Tabela 11 – Comparações internacionais com preços praticados em Portugal para o segmento residencial (novembro de 2012)



Fonte: Teligen, OCDE, ICP-ANACOM (dados publicados no documento “Sector das Comunicações 2012”, do ICP‑ANACOM)


No segmento empresarial, conforme pode ser visto na tabela abaixo, a posição relativa dos preços nacionais, novamente considerando apenas os preços das ofertas publicamente disponíveis dos operadores históricos, é também positiva.

Tabela 12 – Comparações internacionais com preços praticados em Portugal para o segmento empresarial (novembro de 2012)




Fonte: Teligen, OCDE, ICP-ANACOM (dados publicados no documento “Sector das Comunicações 2012”, do ICP‑ANACOM)

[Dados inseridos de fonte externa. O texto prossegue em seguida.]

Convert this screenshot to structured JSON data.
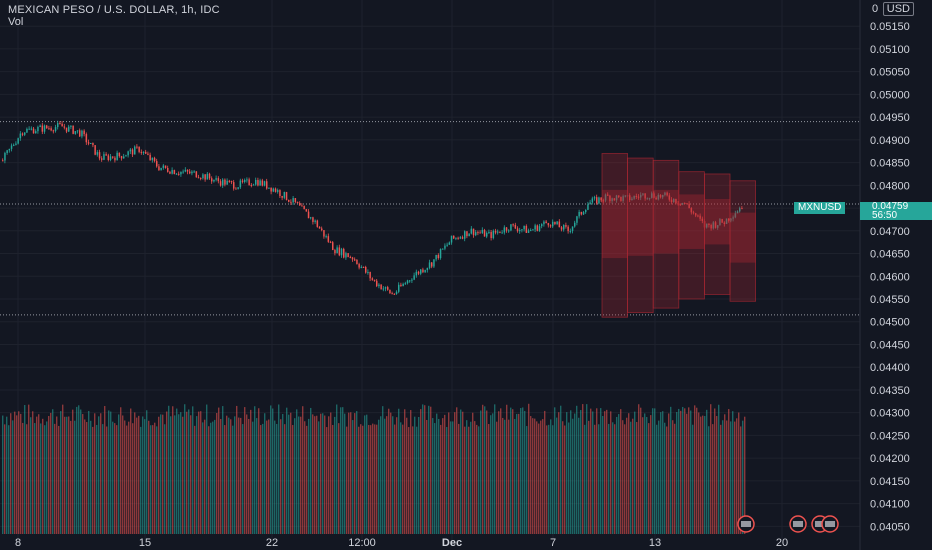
{
  "header": {
    "title": "MEXICAN PESO / U.S. DOLLAR, 1h, IDC",
    "volume_label": "Vol"
  },
  "currency_badge": "USD",
  "zero_label": "0",
  "last_price": {
    "symbol": "MXNUSD",
    "price": "0.04759",
    "countdown": "56:50"
  },
  "colors": {
    "background": "#131722",
    "up": "#26a69a",
    "down": "#ef5350",
    "grid": "#1e222d",
    "forecast_box": "#b22833"
  },
  "chart_data": {
    "type": "candlestick",
    "symbol": "MEXICAN PESO / U.S. DOLLAR",
    "interval": "1h",
    "source": "IDC",
    "y_axis": {
      "ticks": [
        "0.05150",
        "0.05100",
        "0.05050",
        "0.05000",
        "0.04950",
        "0.04900",
        "0.04850",
        "0.04800",
        "0.04750",
        "0.04700",
        "0.04650",
        "0.04600",
        "0.04550",
        "0.04500",
        "0.04450",
        "0.04400",
        "0.04350",
        "0.04300",
        "0.04250",
        "0.04200",
        "0.04150",
        "0.04100",
        "0.04050"
      ],
      "range": [
        0.0402,
        0.0519
      ]
    },
    "x_axis": {
      "ticks": [
        "8",
        "15",
        "22",
        "12:00",
        "Dec",
        "7",
        "13",
        "20"
      ]
    },
    "price_path": [
      {
        "t": 8,
        "p": 0.04855
      },
      {
        "t": 9,
        "p": 0.0492
      },
      {
        "t": 10,
        "p": 0.04925
      },
      {
        "t": 11,
        "p": 0.0493
      },
      {
        "t": 12,
        "p": 0.04915
      },
      {
        "t": 13,
        "p": 0.0486
      },
      {
        "t": 14,
        "p": 0.04865
      },
      {
        "t": 15,
        "p": 0.0488
      },
      {
        "t": 16,
        "p": 0.0484
      },
      {
        "t": 17,
        "p": 0.0483
      },
      {
        "t": 18,
        "p": 0.04825
      },
      {
        "t": 19,
        "p": 0.0481
      },
      {
        "t": 20,
        "p": 0.048
      },
      {
        "t": 21,
        "p": 0.0481
      },
      {
        "t": 22,
        "p": 0.0479
      },
      {
        "t": 23,
        "p": 0.0476
      },
      {
        "t": 24,
        "p": 0.0472
      },
      {
        "t": 25,
        "p": 0.0466
      },
      {
        "t": 26,
        "p": 0.0464
      },
      {
        "t": 27,
        "p": 0.0459
      },
      {
        "t": 28,
        "p": 0.0456
      },
      {
        "t": 29,
        "p": 0.046
      },
      {
        "t": 30,
        "p": 0.0463
      },
      {
        "t": 31,
        "p": 0.0468
      },
      {
        "t": 32,
        "p": 0.047
      },
      {
        "t": 33,
        "p": 0.0469
      },
      {
        "t": 34,
        "p": 0.0471
      },
      {
        "t": 35,
        "p": 0.047
      },
      {
        "t": 36,
        "p": 0.0472
      },
      {
        "t": 37,
        "p": 0.047
      },
      {
        "t": 38,
        "p": 0.0476
      },
      {
        "t": 39,
        "p": 0.04775
      },
      {
        "t": 40,
        "p": 0.0477
      },
      {
        "t": 41,
        "p": 0.0478
      },
      {
        "t": 42,
        "p": 0.04775
      },
      {
        "t": 43,
        "p": 0.0476
      },
      {
        "t": 44,
        "p": 0.0471
      },
      {
        "t": 45,
        "p": 0.0472
      },
      {
        "t": 46,
        "p": 0.04759
      }
    ],
    "forecast_boxes": [
      {
        "low": 0.0451,
        "high": 0.0487,
        "mid_low": 0.0464,
        "mid_high": 0.0479
      },
      {
        "low": 0.0452,
        "high": 0.0486,
        "mid_low": 0.04645,
        "mid_high": 0.048
      },
      {
        "low": 0.0453,
        "high": 0.04855,
        "mid_low": 0.0465,
        "mid_high": 0.0479
      },
      {
        "low": 0.0455,
        "high": 0.0483,
        "mid_low": 0.0466,
        "mid_high": 0.0478
      },
      {
        "low": 0.0456,
        "high": 0.04825,
        "mid_low": 0.0467,
        "mid_high": 0.0477
      },
      {
        "low": 0.04545,
        "high": 0.0481,
        "mid_low": 0.0463,
        "mid_high": 0.0474
      }
    ],
    "reference_lines": [
      0.0494,
      0.04759,
      0.04515
    ]
  }
}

Analisando a fatura residencial do STF como um todo, mas continuando apenas a considerar os tarifários publicamente disponíveis do operador histórico, é possível verificar a redução consistente dos preços nos últimos anos e o facto de serem genericamente inferiores à média dos países que são considerados.



Gráfico 18 – Evolução da fatura residencial do STF em Portugal e numa seleção de 19 países da UE (valores em euros)

Fonte: Teligen, OCDE, ICP-ANACOM (dados publicados no documento “Sector das Comunicações 2012”, do ICP‑ANACOM)

Já no que diz respeito ao segmento empresarial, a situação também é de redução dos preços, mas a posição relativa de Portugal face à média não é tão favorável, com particular ênfase para as PME.

Gráfico 19 – Evolução da fatura empresarial do STF em Portugal e numa seleção de 19 países da UE (valores em euros)



Fonte: Teligen, OCDE, ICP-ANACOM (dados publicados no documento “Sector das Comunicações 2012”, do ICP‑ANACOM)

Num cenário de desregulação deste mercado, a PTC terá maior flexibilidade no modo como constrói os seus tarifários, porventura adequando-os com mais facilidade às preferências atuais dos consumidores. Embora a PTC já tenha deixado de ser o prestador do SU, deixando assim também de estar sujeita às obrigações que lhe foram impostas nesse âmbito e que se relacionam, entre outros aspetos, com a existência de um tarifário específico para os clientes do SU, a NOS enquanto novo prestador do SU , designada no âmbito de um procedimento concursal específico, terá de cumprir com um conjunto de condições, incluindo a disponibilização de tarifários que garantam a acessibilidade dos preços, pelo que por essa via, e em relação aos clientes do SU, exercerá pressão concorrencial sobre os preços praticados pela PTC.